Soaring Trade Deficit Points to Slowing Global Economy

In 2018, the United States’ trade deficit in goods climbed to an historic high of $891.3 billion, up from $807.5 billion in 2017. During this time, the merchandise deficits with China, Mexico, and the EU all hit record highs, and total containerized exports dropped 0.2 percent. (The overall deficit is $621 billion, offset by the surplus in US exports of services, as opposed to goods.)

In another era, this might not be headline news, since most economists don’t attach much importance to the trade deficit. However, President Trump has made reducing the trade deficit a cornerstone of his economic agenda, so many observers were quick to point out that his program of tariffs is currently having the opposite effect. Parsing out why the trade deficit has ballooned even in the face of tariffs can be a daunting task, but it’s crucial to understanding just what this news portends for exporters, the freight market, and the health of the global economy.

Why the Trade Deficit Grew

  • Tax cuts: The Trump Administration’s tax cut left Americans flush with cash, which they used to buy more imported goods. Demand for Mexican avocados and Chinese-made televisions hasn’t slackened, nor has domestic production managed to seriously threaten them.
  • Strong dollar: The strength of the dollar against other currencies hurt exports, as they made US-manufactured goods too expensive for foreign markets.

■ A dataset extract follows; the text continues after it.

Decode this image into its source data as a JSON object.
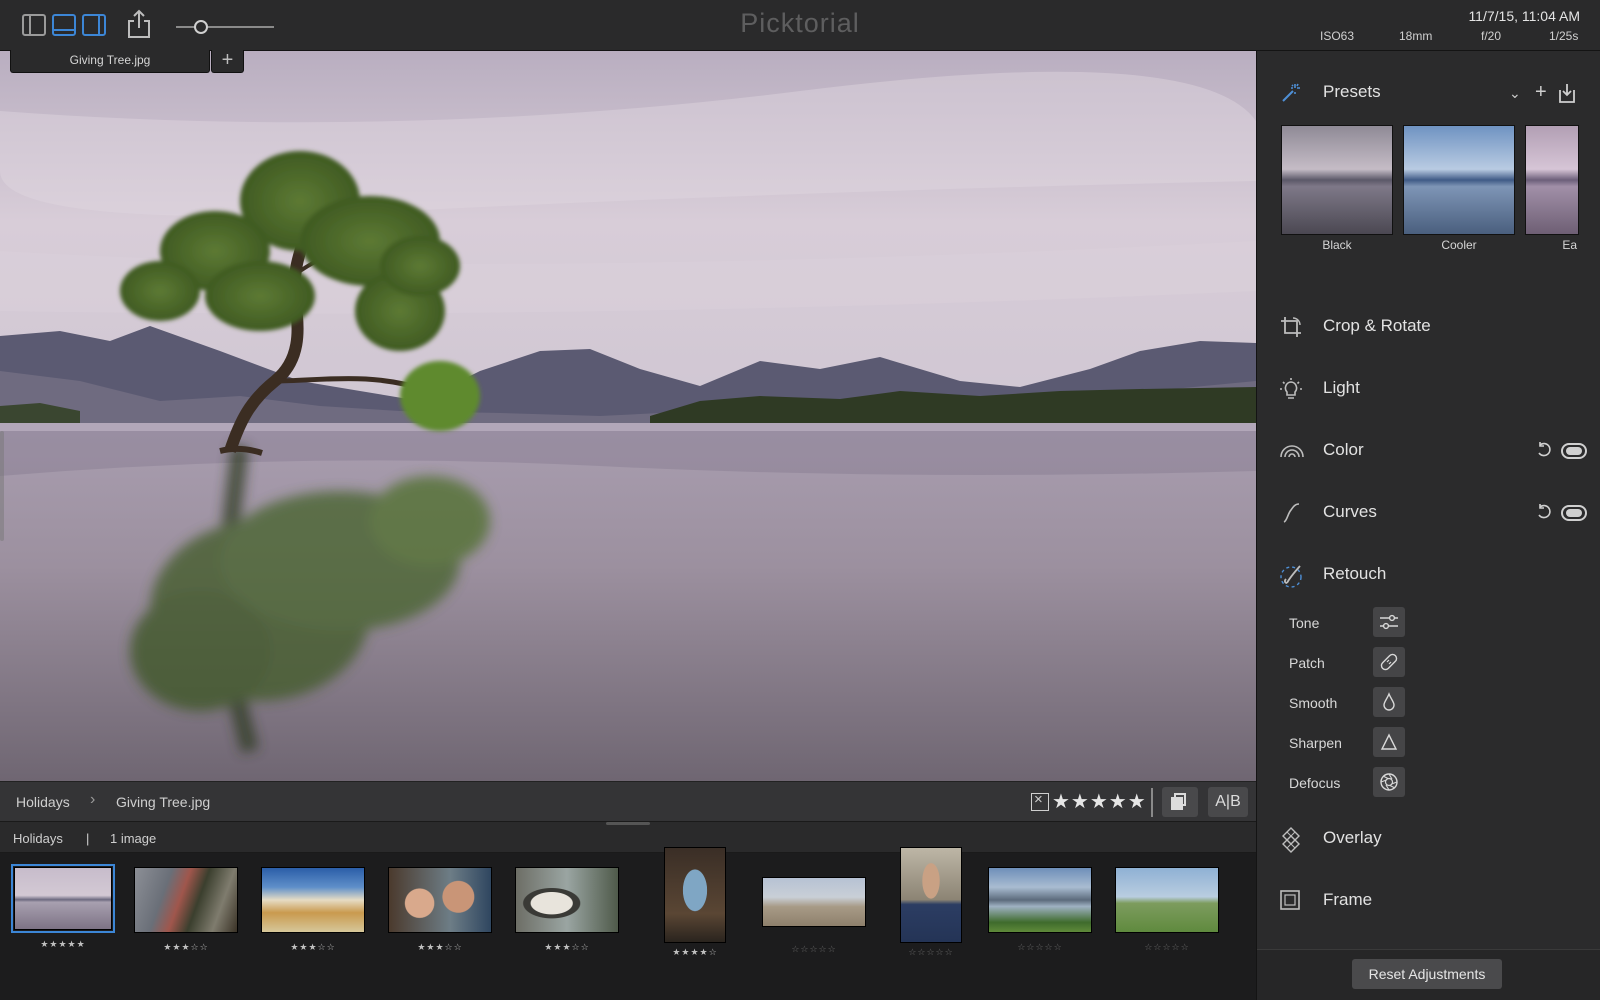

This was especially true in China, where retaliatory tariffs decimated demand for several commodities. According to JOC, dry distillers grain exports to China dropped 61.3 percent last year, while soybean exports to China fell 56.5 percent.
  • Slowing growth: Even as the American economy continued to chug along for much of 2018, many of the world’s other major economies began to cool off. In March 2019, the Organization for Economic Cooperation and Development reduced its projected growth for much of the world, with the U.K. and the Eurozone showing the most precipitous drops. The degree to which this slowdown can be attributed to tariffs versus other factors is debatable, but it stands to reason that a rising tide of isolationism doesn’t mix well with an economy that has been built on globalism for the past twenty years.

What the Trade Deficit Means

According to some observers, the trade deficit means that Trump’s policies are working as intended, and will eventually right themselves when new deals take effect. Meanwhile, others see the deficit as proof that this administration’s policies have failed, and it would be folly to pursue them further. Between those two extremes, there are economists who still maintain that the trade deficit simply isn’t a very informative barometer for overall economic health. As Lawrence H. Summers, director of the National Economic Council under President Obama, put it: “The president notwithstanding, I’d rather live in a country that capital is trying to get into, rather than get out of. The reason we have a trade deficit is people are investing in America.”

For the average businessperson in the US, the deficit isn’t an issue of day-to-day concern. Yet for exporters whose business in China has collapsed, the effects can be dire. Exporters attempting to exploit alternative markets in Asia are finding the process difficult: there are fewer direct liner services to other countries, some ports aren’t equipped to accommodate the largest megaships, and intermodal rates from the US interior continue to climb, despite the drop-off in foreign demand.

For other industries, the trade deficit itself may not be cause for concern, but the cooling global economy is. Falling trade volumes and stalling manufacturing will affect everyone sooner or later and will do nothing to increase the global appetite for American goods. Of course, the macro and microeconomic forces driving the global slowdown are bigger than US tariffs. The very complexity of these forces is part of the reason Donald Trump’s simplified reasoning around the deficit appealed to many. But it doesn’t take an advanced degree in economics to understand that what goes up must come down, and the trade deficit may be a sign that the peak is behind us.